Is this Question Correct?
Question says " the ratio of the number of workers from one year to the next was always an integer."
i.e. (After 2nd Year): (After 3rd year):: (integer):1

This statement should be " the ratio of the number of workers from one year to the PREVIOUS was always an integer."

Please clarify.

A very trickily-worded question.
I'll use the notation \(Y_n \to Y_k = R\) to signify the ratio increase from year \(n\) to year \(k\), where \(R\) is an integer \(> 1\) (the number of workers increased every year and is an integral ratio).

Determine the number of workers on year 2:
\(Y_2 = \frac{Y_4}{Y_2 \to Y_4} = \frac{10500}{6} = 1750\)

Since \(Y_2 \to Y_4 = 6\) is a 2-year gap, there must be two intermediate ratios, the product of which is 6.
Therefore each ratio is a combination of the prime factors of 6. We do not currently know this combination.
\(Y_2 \to Y_3 \,\bigg\vert\, Y_3 \to Y_4 = \{2,3\}\).

Since \(Y_1 \to Y_3 = 14\) is a 2-year gap, there must be two intermediate ratios, the product of which is 14.
\(Y_1 \to Y_2 \,\bigg\vert\, Y_2 \to Y_3 = \{2,7\}\).

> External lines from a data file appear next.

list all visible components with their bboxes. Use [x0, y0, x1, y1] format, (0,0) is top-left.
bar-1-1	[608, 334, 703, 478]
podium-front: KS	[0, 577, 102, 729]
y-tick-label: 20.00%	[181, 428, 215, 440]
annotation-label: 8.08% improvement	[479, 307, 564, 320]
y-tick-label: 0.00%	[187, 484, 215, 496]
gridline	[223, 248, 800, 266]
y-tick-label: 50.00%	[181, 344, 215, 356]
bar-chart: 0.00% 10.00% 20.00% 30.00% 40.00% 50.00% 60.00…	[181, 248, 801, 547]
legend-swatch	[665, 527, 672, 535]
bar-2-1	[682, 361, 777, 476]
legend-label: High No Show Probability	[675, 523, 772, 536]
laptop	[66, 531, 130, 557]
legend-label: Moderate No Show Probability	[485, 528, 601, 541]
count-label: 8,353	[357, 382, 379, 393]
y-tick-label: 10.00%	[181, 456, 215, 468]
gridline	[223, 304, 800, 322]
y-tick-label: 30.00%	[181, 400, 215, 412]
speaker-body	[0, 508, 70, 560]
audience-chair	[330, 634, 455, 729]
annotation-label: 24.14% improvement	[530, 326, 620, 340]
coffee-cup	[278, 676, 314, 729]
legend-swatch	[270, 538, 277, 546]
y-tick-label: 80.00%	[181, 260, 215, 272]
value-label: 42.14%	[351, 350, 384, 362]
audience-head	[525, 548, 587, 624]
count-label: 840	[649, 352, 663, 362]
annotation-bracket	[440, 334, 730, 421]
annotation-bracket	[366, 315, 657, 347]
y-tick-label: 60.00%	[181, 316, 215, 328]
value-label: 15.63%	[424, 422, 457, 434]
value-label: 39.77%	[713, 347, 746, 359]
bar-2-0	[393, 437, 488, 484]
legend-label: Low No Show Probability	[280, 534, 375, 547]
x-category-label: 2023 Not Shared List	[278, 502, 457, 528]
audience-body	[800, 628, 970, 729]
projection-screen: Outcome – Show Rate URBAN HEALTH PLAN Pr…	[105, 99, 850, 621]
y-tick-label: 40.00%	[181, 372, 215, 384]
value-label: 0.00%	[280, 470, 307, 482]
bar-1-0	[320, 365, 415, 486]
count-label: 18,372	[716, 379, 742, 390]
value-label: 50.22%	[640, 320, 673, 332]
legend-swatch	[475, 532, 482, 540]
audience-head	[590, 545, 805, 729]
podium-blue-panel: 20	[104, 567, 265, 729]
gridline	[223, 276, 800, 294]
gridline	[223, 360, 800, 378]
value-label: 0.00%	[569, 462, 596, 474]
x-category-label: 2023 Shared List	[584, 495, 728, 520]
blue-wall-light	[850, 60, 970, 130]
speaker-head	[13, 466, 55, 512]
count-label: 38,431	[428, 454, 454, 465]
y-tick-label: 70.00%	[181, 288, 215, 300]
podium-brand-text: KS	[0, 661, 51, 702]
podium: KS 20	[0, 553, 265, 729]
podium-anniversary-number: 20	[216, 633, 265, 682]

From the intersection of the above two statements, we can see that: \(Y_2 \to Y_3 = 2\). From this, we can conclude:
\(Y_1 \to Y_2 = 7\\\\
Y_3 \to Y_4 = 3\)

Since we know \(Y_2\) from above, we can obtain \(Y_1\) as follows:
\(Y1 = \frac{Y_2}{Y_1 \to Y_2} = \frac{1750}{7} = 250\)

After all said, you have:

x - 5x - 1750 - 70x - 10500

You know that:
5x * 2 * 7 = 70x
1750 * 2 * 3 = 10500

So the only possible option is that 1750 * 2 = 70 x, and thus 5 x * 7 = 1750 and 70 x * 3 = 10500
Anyway, you get x = 50 and then 5x = 250.

Hope it is clear.

Given \(N_4 = 10500\), \(\frac{N_4}{N_2} = 6\), hence \(N_2 = 1750\)

\(\frac{N_3}{N_1} = 14\) & \(\frac{N_3}{N_0} = 70\)

We have \(N_0\) ---> \(N_1\) ----> \(1750\) ----> \(14\)\(N_1\) ---->\(10500\)

\(N_1\) is a factor of 1750, hence can be answer choices 50, 70 & 250

We also have \(14\)\(N_1\) \(> 1750\) ---> \(N_1\)\(> 125\)

Hence \(N_1 = 250\)


Answer C.



Thanks,
GyM

Key Facts:

Ratio of: (Each End of Year) / (End of PRIOR Year) = Integer

and

the No. of Employees INCREASED Each Year:


(1st) End of 4th : End of 2nd = 6a : 1a

since End of 4th = 10, 500 ppl

End of 2nd = 1 * (10,500 / 6) = 1,750 ppl


(2nd) Ratio of:

End 3rd: End 1st = 14b : 1b

End 3rd : Beg of 1st = 70c : 1c
________________________
Combining the 2 Ratios we have:

End 3rd: End 1st : Beg. of 1st = 70x : 5x : 1x


(3rd) Putting All the Information together:

Actual ppl End of 4th: 10,500

Ratio Units of ppl End of 3rd = 70x

Actual ppl End of 2nd = 1,750

Ratio Units of ppl End of 1st = 5x

Ratio Units of ppl at Beg. of 1st = 1x



"the Ratio of Workers from 1 year to the Next was always an INTEGER"

THUS------>

I.
(End of 4th) / (End of 3rd) = (10,500) / (70x) = Integer

150/x = Integer ---------> Unknown Ratio Multiplier must be a Factor of 150



II.
(End of 3rd) / (End of 2nd) = (70x) / (1,750) = Integer

x/25 = Integer -------> Unknown Ratio Multiplier must be a Multiple of 25


Possible Ratio Multipliers thus far: 25 ---- 50 ---- 75 ----- 150


III.
(End of 2nd) / (End of 1st) = (1,750) / (5x) = Integer

350/x = Integer -----> Unknown Ratio Multiplier must be a Factor of 350

This Fact Eliminates 75 and 150 as Possible Unknown Ratio Multiplier = X


only 2 Possibilities Remain -----> X = 25 ----- or ----- X = 50



IV. if X = 25, then from the Ratio we found Above, the employees at the End of the 3rd Year would be:

70x = End of 3rd year employees = 70 * 25 = 1,750

But this is the Number of employees at the End of 2nd year. And we are told that EACH Year the Number of Employees INCREASES.....Therefore:



*SUMMARY*
the Unknown Ratio Multiplier = X= must be 50


The No. of employees at the End of the 1st Year in Ratio Units = 5x


5(50) = 250 employees at the End of the 1st Year


-Correct Answer C-


geesh....who came up with this question??

i dont think the line which says "only 70 and 250 are factors of 1750" is correct !!, this is so misleading, all the answer choices are factors of 1750 right, this has made this question all the more confusing, can anyone help?